Next month, NewSouth Books will publish a combined edition of Mark Twain's "The Adventures of Huckleberry Finn" and "Tom Sawyer" which will omit a particular racial epithet.
Spearheaded by Twain scholar and Auburn University-Montgomery professor Alan Gribben, the new edition will remove the word "n----r" and/or substitute it for "slave." The word appears in "Huck Finn" over 200 times and has been the source of much contention since the book was published in 1885. According to the American Library Association, it has also been among the top five books challenged or banned during the 1990s.
Gribben said he hopes that teachers wary of the incendiary language would now be willing to re-embrace the novel. "For a single word to form a barrier, it seems such an unnecessary state of affairs," Gribben told Publishers Weekly. "I'm hoping that people will welcome this new option, but I suspect that textual purists will be horrified."
The news has spread rapidly through district librarians, some of who described the new edition as changing a work of art.
'"I don't think it's a good idea because I think it takes 'Huckleberry Finn' out of the context in which it was written," said Gale Ranch Middle School Librarian Katie Williams. "I understand why (Gribben) wanted to do that because it's a great work and if it makes it more palatable to schools and libraries, I think that's admirable.
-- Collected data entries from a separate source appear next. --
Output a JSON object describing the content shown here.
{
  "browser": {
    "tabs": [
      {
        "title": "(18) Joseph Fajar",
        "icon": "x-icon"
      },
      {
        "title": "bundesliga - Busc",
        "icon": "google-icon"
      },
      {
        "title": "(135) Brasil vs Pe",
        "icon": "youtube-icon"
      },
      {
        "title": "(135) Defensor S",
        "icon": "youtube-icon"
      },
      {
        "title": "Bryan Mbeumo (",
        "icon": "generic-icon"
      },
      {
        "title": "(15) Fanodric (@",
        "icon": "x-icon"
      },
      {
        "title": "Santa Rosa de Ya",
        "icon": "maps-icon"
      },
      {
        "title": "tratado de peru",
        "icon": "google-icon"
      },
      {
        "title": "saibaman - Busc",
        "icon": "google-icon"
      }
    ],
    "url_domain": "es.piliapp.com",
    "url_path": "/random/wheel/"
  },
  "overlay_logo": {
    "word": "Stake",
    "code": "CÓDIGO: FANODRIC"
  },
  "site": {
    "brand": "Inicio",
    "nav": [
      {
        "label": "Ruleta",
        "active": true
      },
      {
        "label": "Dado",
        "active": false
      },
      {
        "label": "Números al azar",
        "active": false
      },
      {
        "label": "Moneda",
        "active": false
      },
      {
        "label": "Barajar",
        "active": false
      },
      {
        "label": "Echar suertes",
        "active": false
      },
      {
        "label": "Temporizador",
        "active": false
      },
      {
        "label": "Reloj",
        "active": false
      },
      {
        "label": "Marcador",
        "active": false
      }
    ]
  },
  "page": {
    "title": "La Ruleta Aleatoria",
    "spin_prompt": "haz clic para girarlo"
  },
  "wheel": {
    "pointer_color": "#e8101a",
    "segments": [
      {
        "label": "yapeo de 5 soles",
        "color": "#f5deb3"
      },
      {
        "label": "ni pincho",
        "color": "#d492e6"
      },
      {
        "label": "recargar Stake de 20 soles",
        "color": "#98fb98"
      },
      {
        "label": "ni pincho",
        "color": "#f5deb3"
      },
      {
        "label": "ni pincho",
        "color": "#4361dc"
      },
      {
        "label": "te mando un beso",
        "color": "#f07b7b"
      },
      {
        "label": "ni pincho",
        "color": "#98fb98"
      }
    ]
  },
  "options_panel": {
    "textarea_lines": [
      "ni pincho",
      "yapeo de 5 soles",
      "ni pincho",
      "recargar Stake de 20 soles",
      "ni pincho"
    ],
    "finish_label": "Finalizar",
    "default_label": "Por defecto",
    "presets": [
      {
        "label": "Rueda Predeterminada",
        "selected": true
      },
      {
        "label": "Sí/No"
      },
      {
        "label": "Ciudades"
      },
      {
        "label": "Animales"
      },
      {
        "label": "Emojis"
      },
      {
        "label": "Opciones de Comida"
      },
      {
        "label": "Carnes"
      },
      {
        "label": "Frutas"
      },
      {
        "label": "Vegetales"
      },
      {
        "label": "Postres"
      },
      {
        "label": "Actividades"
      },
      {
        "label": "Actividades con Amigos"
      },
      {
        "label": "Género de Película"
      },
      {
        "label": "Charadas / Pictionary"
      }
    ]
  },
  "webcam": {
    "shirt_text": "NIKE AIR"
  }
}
But I also think that we as educated people can understand why the word was used."
Still, Gribben said he has routinely substituted "slave" at public readings and hears "an audible sigh of relief" from the audience.
"When the younger reader is staring at that word five times on a given page and the instructor is saying, 'Mark Twain didn't mean this and you have to read it with an appreciation of irony,' you're asking a lot of a younger reader," Gribben said.
Dolores Fabel, Monte Vista High's library media teacher, said she plans to discuss the topic at her next librarian meeting.
"Should we change a work of art is the real question," she said. "This is, in a sense, historical fiction. Twain wrote the way it was at the time and if you change that you change the whole complexion and tone of the time."
The controversy made its way up the publicity ladder when Roger Ebert tweeted "I'd rather be called a Nigger than a Slave." Ebert later conceded that he wasn't speaking from personal experience said "I'll never be called a Nigger *or* a Slave, so I should have shut the **** up."
Gribben maintains that readers will still be able to understand Twain's message and social criticism.
"All I'm doing is taking out a tripwire and leaving everything else intact. All his sharp social critique, all his satirical jabs are intact. This novel cannot be made colorblind," he said to USA Today.
While district employees in charge of textbooks were unavailable for comment, SRVUSD Community Relations Coordinator Terry Koehne said the district "hasn't even broached" the subject of replacing old editions of "The Adventures of Huckleberry Finn" and "Tom Sawyer" with NewSouth's version.